For the last several months, DGRI and city staff met with local restaurant owners, food truck operators and other stakeholders about the issue, and modeled the draft ordinance after best practices from around the U.S.

The proposed ordinance is expected to be introduced at the July 12 City Commission meeting. DGRI is working with a handful of community groups to hold a town hall meeting on the issue on July 20 at the LINC offices at 1422 Madison Ave.
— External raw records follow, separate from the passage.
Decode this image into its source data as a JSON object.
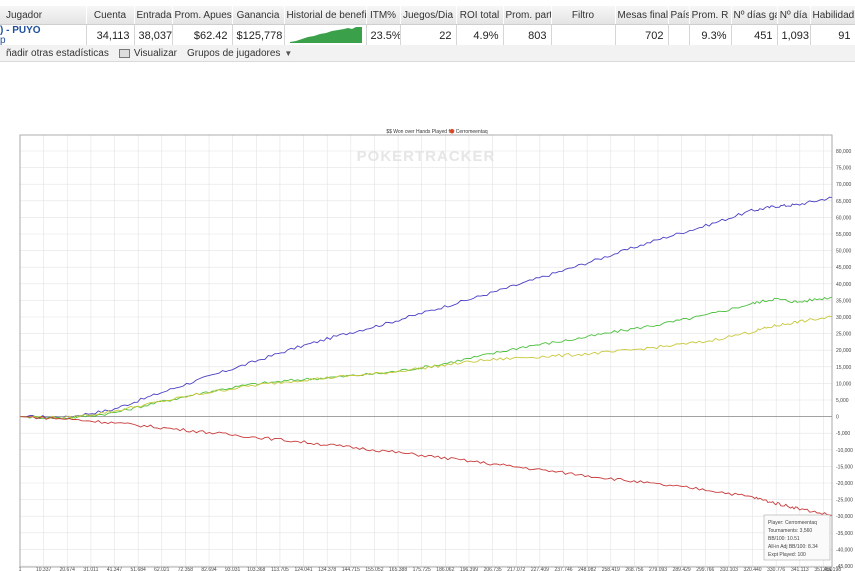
{
  "table": {
    "headers": [
      "Jugador",
      "Cuenta",
      "Entradas",
      "Prom. Apuest",
      "Ganancia",
      "Historial de benefi",
      "ITM%",
      "Juegos/Dia",
      "ROI total",
      "Prom. part",
      "Filtro",
      "Mesas finale",
      "País",
      "Prom. R",
      "Nº días ga",
      "Nº día",
      "Habilidad"
    ],
    "row": {
      "player_name": ") - PUYÓ",
      "player_sub": "p",
      "cells": [
        "34,113",
        "38,037",
        "$62.42",
        "$125,778",
        "",
        "23.5%",
        "22",
        "4.9%",
        "803",
        "",
        "702",
        "",
        "9.3%",
        "451",
        "1,093",
        "91"
      ]
    },
    "sparkline_color": "#3aa04a"
  },
  "toolbar": {
    "add_stats": "ñadir otras estadísticas",
    "visualize": "Visualizar",
    "groups": "Grupos de jugadores"
  },
  "chart_data": {
    "type": "line",
    "title": "$$ Won over Hands Played for  Cerromeentaq",
    "watermark": "POKERTRACKER",
    "x_ticks": [
      "1",
      "10,337",
      "20,674",
      "31,011",
      "41,347",
      "51,684",
      "62,021",
      "72,358",
      "82,694",
      "93,031",
      "103,368",
      "113,705",
      "124,041",
      "134,378",
      "144,715",
      "155,052",
      "165,388",
      "175,725",
      "186,062",
      "196,399",
      "206,735",
      "217,072",
      "227,409",
      "237,746",
      "248,082",
      "258,419",
      "268,756",
      "279,093",
      "289,429",
      "299,766",
      "310,103",
      "320,440",
      "330,776",
      "341,113",
      "351,450",
      "355,198"
    ],
    "y_ticks": [
      "80,000",
      "75,000",
      "70,000",
      "65,000",
      "60,000",
      "55,000",
      "50,000",
      "45,000",
      "40,000",
      "35,000",
      "30,000",
      "25,000",
      "20,000",
      "15,000",
      "10,000",
      "5,000",
      "0",
      "-5,000",
      "-10,000",
      "-15,000",
      "-20,000",
      "-25,000",
      "-30,000",
      "-35,000",
      "-40,000",
      "-45,000"
    ],
    "ylim": [
      -45000,
      80000
    ],
    "xlim": [
      1,
      355198
    ],
    "grid": true,
    "legend_position": "bottom-right",
    "series": [
      {
        "color": "#4a3fc4",
        "x": [
          1,
          20000,
          40000,
          60000,
          80000,
          100000,
          120000,
          140000,
          160000,
          180000,
          200000,
          220000,
          240000,
          260000,
          280000,
          300000,
          320000,
          330000,
          340000,
          355198
        ],
        "values": [
          0,
          -200,
          2000,
          6800,
          11500,
          16000,
          20600,
          24500,
          28000,
          32000,
          36000,
          40200,
          44500,
          49000,
          53500,
          57500,
          62000,
          63300,
          63800,
          66000
        ]
      },
      {
        "color": "#4cbf3e",
        "x": [
          1,
          20000,
          40000,
          60000,
          80000,
          100000,
          120000,
          140000,
          160000,
          180000,
          200000,
          220000,
          240000,
          260000,
          280000,
          300000,
          320000,
          330000,
          340000,
          355198
        ],
        "values": [
          0,
          -500,
          1000,
          4200,
          7200,
          9600,
          11000,
          12000,
          13200,
          15200,
          18000,
          21000,
          23000,
          25500,
          27800,
          30500,
          34000,
          35500,
          34500,
          36000
        ]
      },
      {
        "color": "#c8c83a",
        "x": [
          1,
          20000,
          40000,
          60000,
          80000,
          100000,
          120000,
          140000,
          160000,
          180000,
          200000,
          220000,
          240000,
          260000,
          280000,
          300000,
          320000,
          330000,
          340000,
          355198
        ],
        "values": [
          0,
          -400,
          1500,
          4300,
          7000,
          9200,
          10800,
          12000,
          13200,
          15000,
          16800,
          17800,
          18500,
          19500,
          21000,
          22600,
          25500,
          27300,
          28500,
          30000
        ]
      },
      {
        "color": "#c83a3a",
        "x": [
          1,
          20000,
          40000,
          60000,
          80000,
          100000,
          120000,
          140000,
          160000,
          180000,
          200000,
          220000,
          240000,
          260000,
          280000,
          300000,
          320000,
          330000,
          340000,
          355198
        ],
        "values": [
          0,
          -700,
          -1800,
          -3200,
          -4600,
          -6000,
          -7400,
          -8900,
          -10400,
          -12000,
          -13700,
          -15400,
          -17100,
          -18800,
          -20500,
          -22000,
          -24200,
          -26000,
          -27600,
          -29800
        ]
      }
    ],
    "legend_lines": [
      "Player: Cerromeentaq",
      "Tournaments: 3,560",
      "BB/100: 10.51",
      "All-in Adj BB/100: 8.34",
      "Expt Played: 100"
    ]
  }
}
SE.

The City Commission is also expected to schedule a public hearing on the ordinance timed with its July 26 meeting.

The proposed ordinance would encourage more food trucks by streamlining the licensing process, allowing them to operating in public areas like parks and rights-of-ways, outlining inspection processes, prohibiting operation within 100 feet of a restaurant, and defining responsibilities for trash management, noise and hours.

“Food trucks provide us a proven way to expand culinary entrepreneurship, grow more small businesses and jobs, activate public spaces, increase consumer food choices and boost our already exciting local culinary scene as a whole,” DGRI President and CEO Kristopher Larson said in a statement. “This proposed ordinance aspires to advance common-sense changes that will allow our burgeoning local food truck industry to grow and thrive.”

An announcement of the proposed ordinance included supporting statements from Mayor Rosalynn Bliss and bar and restaurant owner Mark Sellers, who said food trucks are a way to enhance the local culinary scene and make it easier for low-income residents to start new businesses.

“(F)ood trucks are interesting to consumers, and bringing more of them to the city will serve as a magnet for people to come downtown and (to) other business districts,” stated Sellers, the CEO of BarFly Ventures LLC. “Anything that brings more people downtown and to the city is a good thing.”